Un paese tra russificazione ed europeizzazione, dove russofoni e ucrainofoni convivono
di Oxana Pachlovska
Carta e copertine di Laura Canali, “Limes” 2022
Il numero 2/2022 (febbraio) di “Limes” dedicato alla guerra d’Ucraina La Russia cambia il mondo ospita un Dossier di Andrej Kortunov, Fëdor Luk’janov, Oxana Pachlovska e Ihor Kohutn intitolato Voci dalla Russia e dall’Ucraina. Del dossier fa parte un articolo di Oxana Pachlovska, intitolato Ucraina, limes Europae, comincia così:
“Nel febbraio 2022 si è avverata la «profezia» di Huntington e Brzeziński, di Kundera e Glucksmann, secondo la quale l’ultima battaglia per la democrazia occidentale avrebbe avuto luogo sul territorio dell’Ucraina. Mentre i diplomatici occidentali abbandonavano freneticamente Kiev, tra i cittadini non si riscontrava alcun panico. La gente andava per negozi. Per comprare forse «pane e fiammiferi»? No, per ottenere armi.
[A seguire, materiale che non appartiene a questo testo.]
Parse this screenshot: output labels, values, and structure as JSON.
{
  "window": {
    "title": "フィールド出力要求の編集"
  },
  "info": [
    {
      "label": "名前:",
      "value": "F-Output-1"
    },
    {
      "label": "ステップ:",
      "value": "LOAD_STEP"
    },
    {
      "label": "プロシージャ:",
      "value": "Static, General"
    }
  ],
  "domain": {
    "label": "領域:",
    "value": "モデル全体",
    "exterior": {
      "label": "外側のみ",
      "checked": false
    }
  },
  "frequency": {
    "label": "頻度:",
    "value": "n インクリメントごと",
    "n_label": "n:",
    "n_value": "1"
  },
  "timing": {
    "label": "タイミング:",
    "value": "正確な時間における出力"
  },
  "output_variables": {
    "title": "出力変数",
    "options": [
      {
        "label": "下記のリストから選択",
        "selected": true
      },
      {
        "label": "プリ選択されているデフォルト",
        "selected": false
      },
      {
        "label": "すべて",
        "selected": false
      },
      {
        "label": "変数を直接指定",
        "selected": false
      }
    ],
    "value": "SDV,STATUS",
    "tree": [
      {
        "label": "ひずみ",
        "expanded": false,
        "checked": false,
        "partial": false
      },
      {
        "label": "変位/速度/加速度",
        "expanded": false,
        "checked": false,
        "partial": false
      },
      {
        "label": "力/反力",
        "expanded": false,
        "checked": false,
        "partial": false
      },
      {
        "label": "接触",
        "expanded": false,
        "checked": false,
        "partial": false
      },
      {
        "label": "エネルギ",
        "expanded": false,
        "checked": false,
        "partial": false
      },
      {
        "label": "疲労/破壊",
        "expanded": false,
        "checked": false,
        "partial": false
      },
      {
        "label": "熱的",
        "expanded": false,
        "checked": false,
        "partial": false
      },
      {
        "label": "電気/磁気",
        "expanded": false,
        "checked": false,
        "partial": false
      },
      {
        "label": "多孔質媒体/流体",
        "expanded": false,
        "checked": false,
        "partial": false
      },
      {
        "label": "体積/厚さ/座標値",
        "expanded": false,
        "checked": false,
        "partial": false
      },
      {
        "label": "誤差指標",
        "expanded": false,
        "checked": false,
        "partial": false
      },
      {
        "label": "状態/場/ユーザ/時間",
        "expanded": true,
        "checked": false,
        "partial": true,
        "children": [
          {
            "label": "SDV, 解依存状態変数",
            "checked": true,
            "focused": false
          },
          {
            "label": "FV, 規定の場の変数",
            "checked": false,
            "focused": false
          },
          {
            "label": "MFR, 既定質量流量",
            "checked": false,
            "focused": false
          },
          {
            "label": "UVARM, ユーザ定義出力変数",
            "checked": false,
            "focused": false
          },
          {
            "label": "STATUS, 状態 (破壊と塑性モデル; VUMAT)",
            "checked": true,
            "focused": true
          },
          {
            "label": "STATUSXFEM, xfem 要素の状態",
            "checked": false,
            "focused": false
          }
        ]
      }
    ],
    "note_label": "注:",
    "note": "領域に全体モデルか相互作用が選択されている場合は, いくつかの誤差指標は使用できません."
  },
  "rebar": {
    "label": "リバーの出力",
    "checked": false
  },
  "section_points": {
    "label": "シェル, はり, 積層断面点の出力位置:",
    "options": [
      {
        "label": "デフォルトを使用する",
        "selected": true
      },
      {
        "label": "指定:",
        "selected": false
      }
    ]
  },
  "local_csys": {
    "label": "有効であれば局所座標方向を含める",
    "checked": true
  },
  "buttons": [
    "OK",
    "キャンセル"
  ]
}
Le foto raffiguranti una giovane kievana, madre di tre figli, e una anziana signora russofona di Mariupol’ che imparano a usare il fucile hanno fatto il giro del mondo. Queste signore hanno spiegato che la ragione per cui si sono arruolate tra le file delle forze di difesa territoriale è evitare che i loro figli e nipoti debbano ripetere la stessa lotta. Insomma, in Ucraina domina una sorta di fatalismo stoico, con punte di humour surreale. A Kiev, in uno dei rifugi antiaerei dismessi tempo fa, è stato allestito un sex club i cui gestori sono contenti di accogliere gente in fuga. Perlomeno qui farà caldo, scherzano i cittadini”.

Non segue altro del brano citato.